Motivating and engaging a workforce of 14,000 people spread across 83 locations around the globe is no easy task – but it’s a crucial part of Craig Cochrane’s job. The senior vice president of human resources at Mövenpick Hotels and Resorts spoke to People Management about how the organisation – which has 16 properties across the UAE and Saudi Arabia – wants to think differently about its people, beginning with an Employee of the Year programme with an enviable prize on offer.

How does your Employee of the Year initiative work?

Our hotels have their employee of the month awards and then they choose an employee of the year for a trip to Switzerland. There’s typically anywhere between 50 and 80 employees of the year on the tour. We want our employees to feel appreciated and recognised; they shouldn’t feel like there’s a thick hierarchy in the organisation. And so we organise a trip that ticks all those boxes.

The winners are sent on a five-day guided tour of Switzerland to connect with the birthplace of the company and be recognised for their achievement. I guide the tour, so it’s very personalised, and the CEO is always there as well. We go up a mountain and many of them see snow for the first time, which is always a wonderful experience. We go to a chocolate factory in the French part of Switzerland and clear out their gift shop at the end, as everyone buys gifts for friends and colleagues back home. We go to Gruyere, where Gruyere cheese comes from, and we have a gala dinner at our corporate centre with everyone. It’s just a wonderful five days of connecting with each other.

You have a newly formed shadow executive committee of millennials – is the idea to empower younger workers?

And make them feel like old grey men aren’t making all the decisions? Yes, that’s certainly part of it. Our industry is changing very rapidly and we knew we needed to be prepared for the challenges ahead. We decided we needed to hear the millennial voice and understand what they wanted, both as employees and customers. Millennials now represent about 40 per cent of our workforce of 14,000 worldwide.

So we came up with the idea of this millennial executive committee called ExCom Y, where we invite people from both within and outside the company who fall into that age bracket, and have them working alongside us to ensure that we make good decisions. It started in March this year and has been really interesting so far.

Why bring in people from outside the company?
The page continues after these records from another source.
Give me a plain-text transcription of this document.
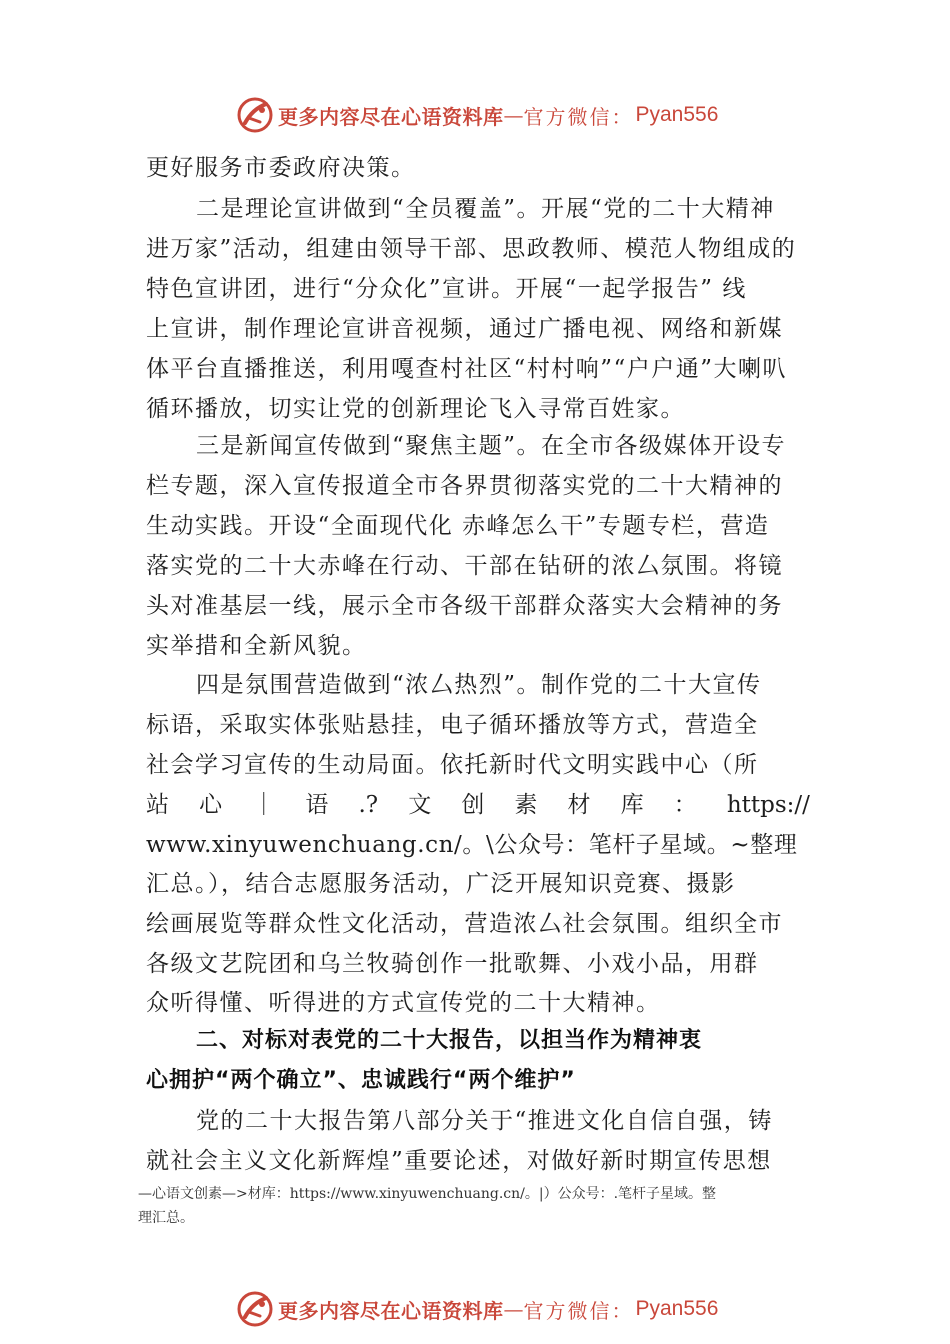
更多内容尽在心语资料库 — 官方微信： Pyan556
更好服务市委政府决策。
二是理论宣讲做到“全员覆盖”。开展“党的二十大精神
进万家”活动，组建由领导干部、思政教师、模范人物组成的
特色宣讲团，进行“分众化”宣讲。开展“一起学报告” 线
上宣讲，制作理论宣讲音视频，通过广播电视、网络和新媒
体平台直播推送，利用嘎查村社区“村村响”“户户通”大喇叭
循环播放，切实让党的创新理论飞入寻常百姓家。
三是新闻宣传做到“聚焦主题”。在全市各级媒体开设专
栏专题，深入宣传报道全市各界贯彻落实党的二十大精神的
生动实践。开设“全面现代化 赤峰怎么干”专题专栏，营造
落实党的二十大赤峰在行动、干部在钻研的浓⼛氛围。将镜
头对准基层一线，展示全市各级干部群众落实大会精神的务
实举措和全新风貌。
四是氛围营造做到“浓⼛热烈”。制作党的二十大宣传
标语，采取实体张贴悬挂，电子循环播放等方式，营造全
社会学习宣传的生动局面。依托新时代文明实践中心（所
站 心 ｜ 语 .? 文 创 素 材 库 ： https://
www.xinyuwenchuang.cn/。\公众号：笔杆子星域。~整理
汇总。），结合志愿服务活动，广泛开展知识竞赛、摄影
绘画展览等群众性文化活动，营造浓⼛社会氛围。组织全市
各级文艺院团和乌兰牧骑创作一批歌舞、小戏小品，用群
众听得懂、听得进的方式宣传党的二十大精神。
二、对标对表党的二十大报告，以担当作为精神衷
心拥护“两个确立”、忠诚践行“两个维护”
党的二十大报告第八部分关于“推进文化自信自强，铸
就社会主义文化新辉煌”重要论述，对做好新时期宣传思想
—心语文创素—>材库：https://www.xinyuwenchuang.cn/。|）公众号：.笔杆子星域。整
理汇总。
更多内容尽在心语资料库 — 官方微信： Pyan556
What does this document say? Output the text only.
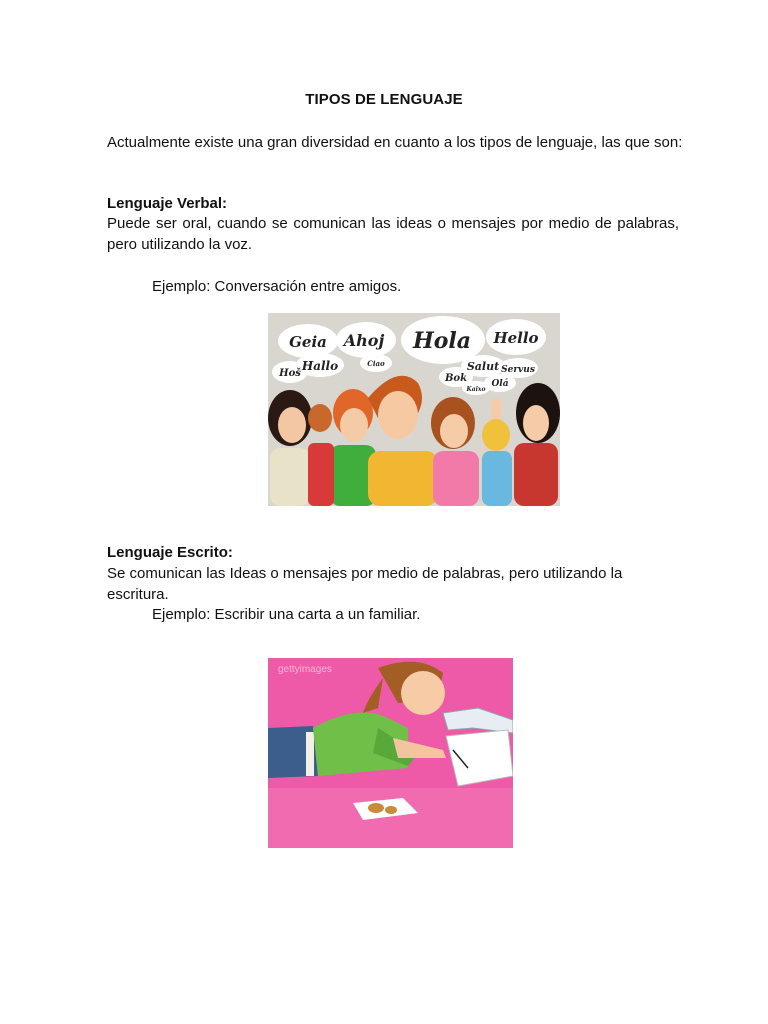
TIPOS DE LENGUAJE
Actualmente existe una gran diversidad en cuanto a los tipos de lenguaje, las que son:
Lenguaje Verbal:
Puede ser oral, cuando se comunican las ideas o mensajes por medio de palabras, pero utilizando la voz.
Ejemplo: Conversación entre amigos.
Geia Ahoj Hola Hello
Hallo	Ciao	Salut Servus
Hoš	Bok	Olá
Kaixo
Lenguaje Escrito:
Se comunican las Ideas o mensajes por medio de palabras, pero utilizando la escritura.
Ejemplo: Escribir una carta a un familiar.
gettyimages
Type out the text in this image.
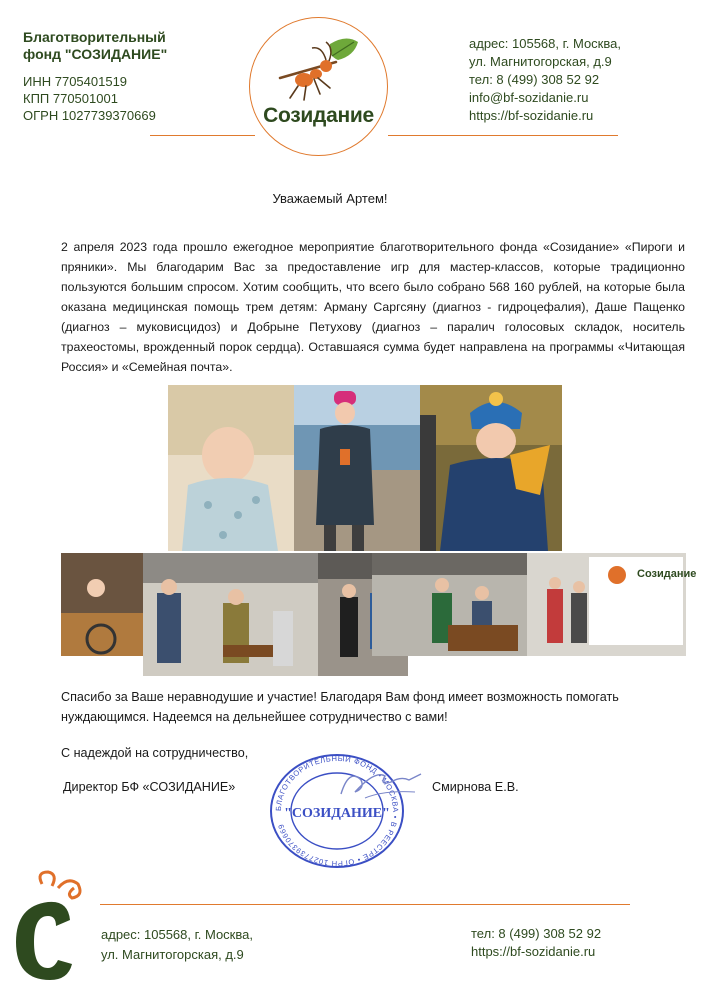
Благотворительный
фонд "СОЗИДАНИЕ"
ИНН 7705401519
КПП 770501001
ОГРН 1027739370669
адрес: 105568, г. Москва,
ул. Магнитогорская, д.9
тел: 8 (499) 308 52 92
info@bf-sozidanie.ru
https://bf-sozidanie.ru
Созидание
Уважаемый Артем!
2 апреля 2023 года прошло ежегодное мероприятие благотворительного фонда «Созидание» «Пироги и пряники». Мы благодарим Вас за предоставление игр для мастер-классов, которые традиционно пользуются большим спросом. Хотим сообщить, что всего было собрано 568 160 рублей, на которые была оказана медицинская помощь трем детям: Арману Саргсяну (диагноз - гидроцефалия), Даше Пащенко (диагноз – муковисцидоз) и Добрыне Петухову (диагноз – паралич голосовых складок, носитель трахеостомы, врожденный порок сердца). Оставшаяся сумма будет направлена на программы «Читающая Россия» и «Семейная почта».
Созидание
Спасибо за Ваше неравнодушие и участие! Благодаря Вам фонд имеет возможность помогать нуждающимся. Надеемся на дельнейшее сотрудничество с вами!
С надеждой на сотрудничество,
Директор БФ «СОЗИДАНИЕ»	Смирнова Е.В.
БЛАГОТВОРИТЕЛЬНЫЙ ФОНД • МОСКВА • В РЕЕСТРЕ • ОГРН 1027739370669
"СОЗИДАНИЕ"
адрес: 105568, г. Москва,
ул. Магнитогорская, д.9
тел: 8 (499) 308 52 92
https://bf-sozidanie.ru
Even if someone is 25 years old, if they’ve been to a hotel school and worked in a hotel for the last four years they might have a similar way of thinking to the rest of us. So this is a good opportunity to have the input of people who experience hotels only as a guest. What’s been really good is it means there’s no such thing as a daft question or accepted truth any more.

An example of that would be checking out of a hotel. The question came up from one of the non-hoteliers: “Why do you need to check out of a hotel?” Now, I don’t think someone working in the hotel business would ever have asked that question: we’ve always had that process. And so the non-hotelier was saying, “Why can’t we just go - you have my credit card details, why do I need to go back to reception?” And we thought, that’s a really good question, we need to look into this and research it.

What regional initiatives do you have alongside the global ones?

We have a few nationalisation programmes in the Middle East, especially in Saudi Arabia. Programmes aimed at training Saudis in hospitality, which culturally and historically has not been a very prominent career choice for young Saudis. There’s one called the professional hotelier programme, which is like a mini-management traineeship.

And then we have what we call area-learning forums, where we run high-level and basic training programmes for the staff of our 11 hotels in Saudi in one central location where they can all come together, meet each other and develop at the same time.

As time goes on, the economies of these countries can’t sustain a massive public sector with a private sector staffed by foreign labour. Saudi Arabia in particular is going through a shift in that regard and Saudis are now considering jobs that wouldn’t have even been on their horizon a while ago.